Researchers performed a very similar analysis, using the 1974
‘unnecessary surgery percentage’ of 17.6, on back surgery. In 1995,
researchers testifying before the Department of Veterans Affairs estimated
that of 250,000 back surgeries in the U.S. at a hospital cost of $11,000 per
patient, the total number of unnecessary back surgeries each year in the
U.S. could approach 44,000, costing as much as $484 million.75
The unnecessary surgery figures are escalating just as prescription drugs
driven by television advertising. Media-driven surgery such as gastric
bypass for obesity “modeled” by Hollywood personalities seduces obese
people to think this route is safe and sexy. There is even a problem of
surgery being advertised on the Internet.76 A study in Spain declares that
between 20 percent and 25 percent of total surgical practice represents
unnecessary operations.77
According to data from the National Center for Health Statistics from
1979 to 1984, there was a nine percent increase in the total number of
surgical procedures, and the number of surgeons grew by 20 percent. The
author notes that there has not been a parallel increase in the number of
surgeries despite a recent large increase in the number of surgeons. There
was concern that there would be too many surgeons to share a small surgical
caseload.78
The previous author spoke too soon--there was no cause to worry about a
small surgical caseload. By 1994, there was an increase of 38 percent for a
total of 7,929,000 cases for the top ten surgical procedures. In 1983,
surgical cases totaled 5,731,000. In 1994, cataract surgery was number one
with over two million operations, and second was Cesarean section (858,000
procedures). Inguinal hernia operations were third (689,000 procedures), and
knee arthroscopy, in seventh place, grew 153 percent (632,000 procedures)
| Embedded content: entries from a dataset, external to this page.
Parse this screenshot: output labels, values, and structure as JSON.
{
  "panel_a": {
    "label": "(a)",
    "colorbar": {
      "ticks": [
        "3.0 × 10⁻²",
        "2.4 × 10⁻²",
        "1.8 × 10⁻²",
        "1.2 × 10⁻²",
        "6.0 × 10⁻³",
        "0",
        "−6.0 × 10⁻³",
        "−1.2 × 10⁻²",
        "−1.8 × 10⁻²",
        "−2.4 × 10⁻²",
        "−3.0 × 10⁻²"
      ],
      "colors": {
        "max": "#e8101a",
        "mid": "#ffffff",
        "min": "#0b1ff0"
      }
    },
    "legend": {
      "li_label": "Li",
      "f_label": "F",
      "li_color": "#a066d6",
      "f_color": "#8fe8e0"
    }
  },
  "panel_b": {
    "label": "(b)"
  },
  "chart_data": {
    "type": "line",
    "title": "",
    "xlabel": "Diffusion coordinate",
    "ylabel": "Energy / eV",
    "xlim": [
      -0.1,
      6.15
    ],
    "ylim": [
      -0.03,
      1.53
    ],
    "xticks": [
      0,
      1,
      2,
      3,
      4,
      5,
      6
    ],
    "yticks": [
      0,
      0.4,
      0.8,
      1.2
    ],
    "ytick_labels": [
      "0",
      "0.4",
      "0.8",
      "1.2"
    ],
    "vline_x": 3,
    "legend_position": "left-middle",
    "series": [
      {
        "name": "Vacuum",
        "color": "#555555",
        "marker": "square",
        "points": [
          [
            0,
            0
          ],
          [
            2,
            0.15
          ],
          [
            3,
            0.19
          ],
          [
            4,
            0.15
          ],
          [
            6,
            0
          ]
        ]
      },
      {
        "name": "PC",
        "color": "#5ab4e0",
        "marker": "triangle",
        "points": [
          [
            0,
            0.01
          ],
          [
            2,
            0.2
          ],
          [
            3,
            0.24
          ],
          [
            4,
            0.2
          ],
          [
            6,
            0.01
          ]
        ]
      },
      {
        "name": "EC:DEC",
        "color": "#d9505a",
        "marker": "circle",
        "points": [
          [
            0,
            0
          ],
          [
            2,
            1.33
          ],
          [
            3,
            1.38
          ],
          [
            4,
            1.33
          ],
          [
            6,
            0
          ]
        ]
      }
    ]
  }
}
while prostate surgery declined 29 percent (229,000 procedures).79
The list of iatrogenic diseases from surgery is as long as the list of
procedures themselves. In one study epidural catheters were inserted to
deliver anesthetic into the epidural space around the spinal nerves to block
them for lower Cesarean section, abdominal surgery, or prostate surgery. In
some cases, non-sterile technique, during catheter insertion, resulted in
serious infections, even leading to limb paralysis.80
In one review of the literature, the authors demonstrated “a
significant rate of overutilization of coronary angiography, coronary artery
surgery, cardiac pacemaker insertion, upper gastrointestinal endoscopies,
carotid endarterectomies, back surgery, and pain-relieving procedures.”81
A 1987 JAMA study found the following significant levels of inappropriate
surgery: 17 percent of cases for coronary angiography, 32 percent for
carotid endarterectomy, and 17 percent for upper gastrointestinal tract
endoscopy.82 Using the Healthcare Cost and Utilization Project (HCUP)
statistics provided by the government for 2001, the number of people getting
upper gastrointestinal endoscopy, which usually entails biopsy, was 697,675;
the number getting endarterectomy was 142,401; and the number having
coronary angiography was 719,949.13 Therefore, according to the JAMA study
17 percent, or 118,604 people had an unnecessary endoscopy procedure.
Endarterectomy occurred in 142,401 patients; potentially 32 percent or
45,568 did not need this procedure. And 17 percent of 719,949, or 122,391
people receiving coronary angiography were subjected to this highly invasive
procedure unnecessarily. These are all forms of medical iatrogenesis.